What happens at a national and city-wide level undoubtedly shapes and forms the character and potential of the local, creating a narrative of connectivity. City wide factors will combine with the particular physical, social and economic characteristics of any small area to create a narrative of uniqueness, ergo they will combine in different patterns to create an individual and distinctive area. Negotiating these two narratives, requires asking first what are the distinctive local community and housing market characteristics of an area, and then how are these characteristics shaped and formed by national and city-wide drivers of housing need?  Uniqueness and connectivity indeed offer a powerful frame to explorations of housing and community needs at a hyper local level.

In the NM&Co study, changes in Stockland Green’s housing tenure were shown to be inextricably linked to legal, policy and demographic trends outside the control of local partnerships.

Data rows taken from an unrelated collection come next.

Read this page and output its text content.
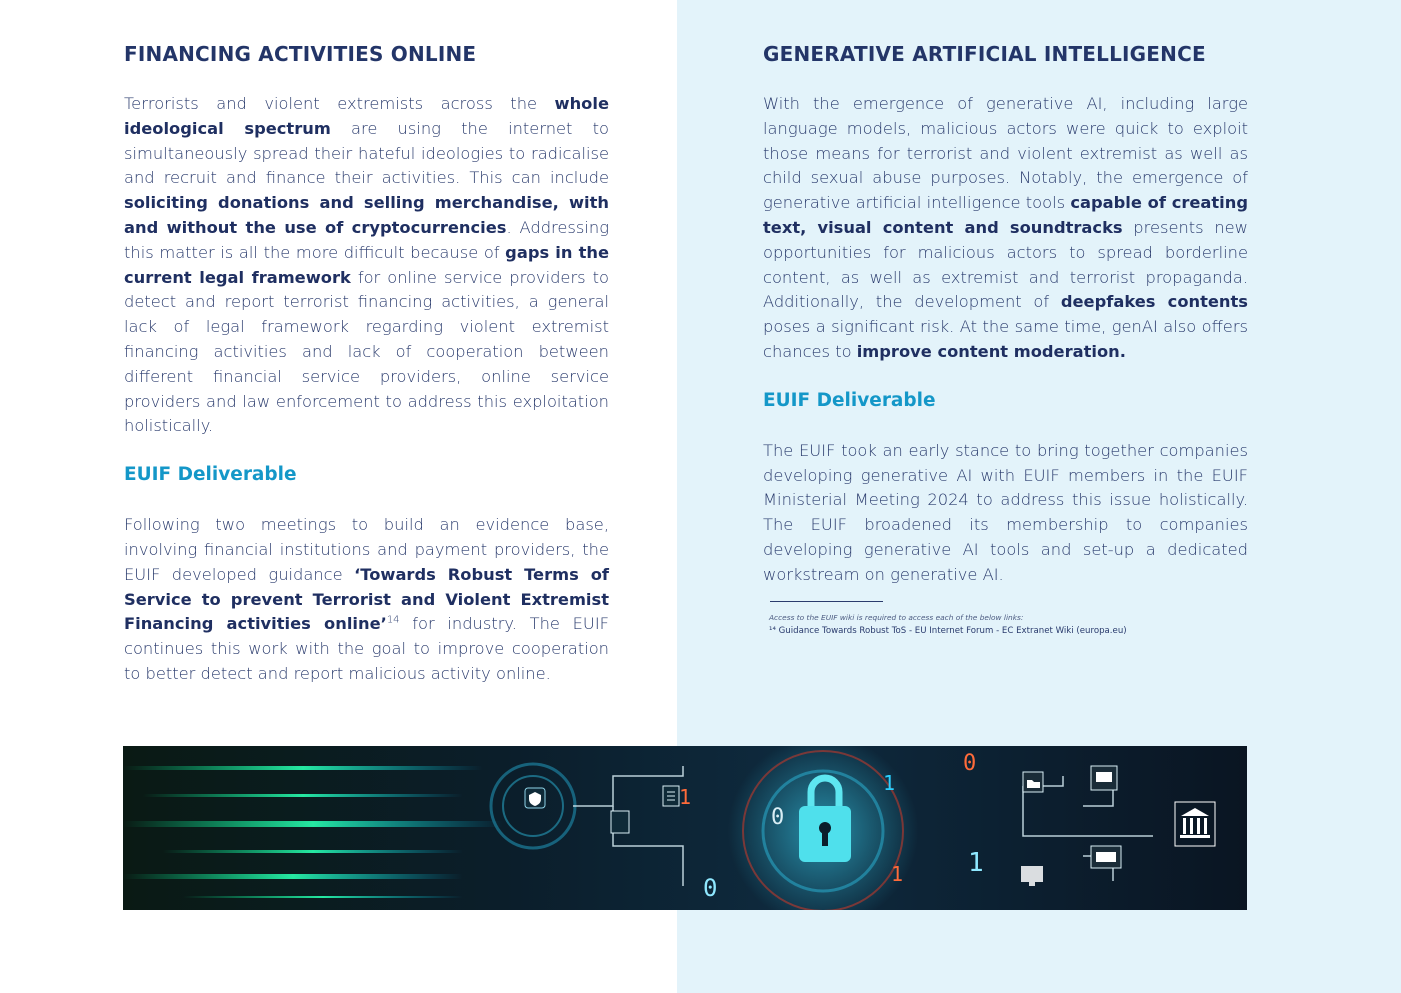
FINANCING ACTIVITIES ONLINE

Terrorists and violent extremists across the whole ideological spectrum are using the internet to simultaneously spread their hateful ideologies to radicalise and recruit and finance their activities. This can include soliciting donations and selling merchandise, with and without the use of cryptocurrencies. Addressing this matter is all the more difficult because of gaps in the current legal framework for online service providers to detect and report terrorist financing activities, a general lack of legal framework regarding violent extremist financing activities and lack of cooperation between different financial service providers, online service providers and law enforcement to address this exploitation holistically.

EUIF Deliverable

Following two meetings to build an evidence base, involving financial institutions and payment providers, the EUIF developed guidance ‘Towards Robust Terms of Service to prevent Terrorist and Violent Extremist Financing activities online’$^{14}$ for industry. The EUIF continues this work with the goal to improve cooperation to better detect and report malicious activity online.

GENERATIVE ARTIFICIAL INTELLIGENCE

With the emergence of generative AI, including large language models, malicious actors were quick to exploit those means for terrorist and violent extremist as well as child sexual abuse purposes. Notably, the emergence of generative artificial intelligence tools capable of creating text, visual content and soundtracks presents new opportunities for malicious actors to spread borderline content, as well as extremist and terrorist propaganda. Additionally, the development of deepfakes contents poses a significant risk. At the same time, genAI also offers chances to improve content moderation.

EUIF Deliverable

The EUIF took an early stance to bring together companies developing generative AI with EUIF members in the EUIF Ministerial Meeting 2024 to address this issue holistically. The EUIF broadened its membership to companies developing generative AI tools and set-up a dedicated workstream on generative AI.

Access to the EUIF wiki is required to access each of the below links:
¹⁴ Guidance Towards Robust ToS - EU Internet Forum - EC Extranet Wiki (europa.eu)
1
0
1
0
1
0	1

It has so far provided the impetus to driving home to national and city wide policy makers the need to consider local impact at a more granular level than city wide strategies. These twin narratives have provided form to more meaningful engagement between local stakeholders, the City Council and the Government, demonstrating that localism is most successful where neighbourhood planning is framed by vertical dialogue between residents, policy makers and resource holders.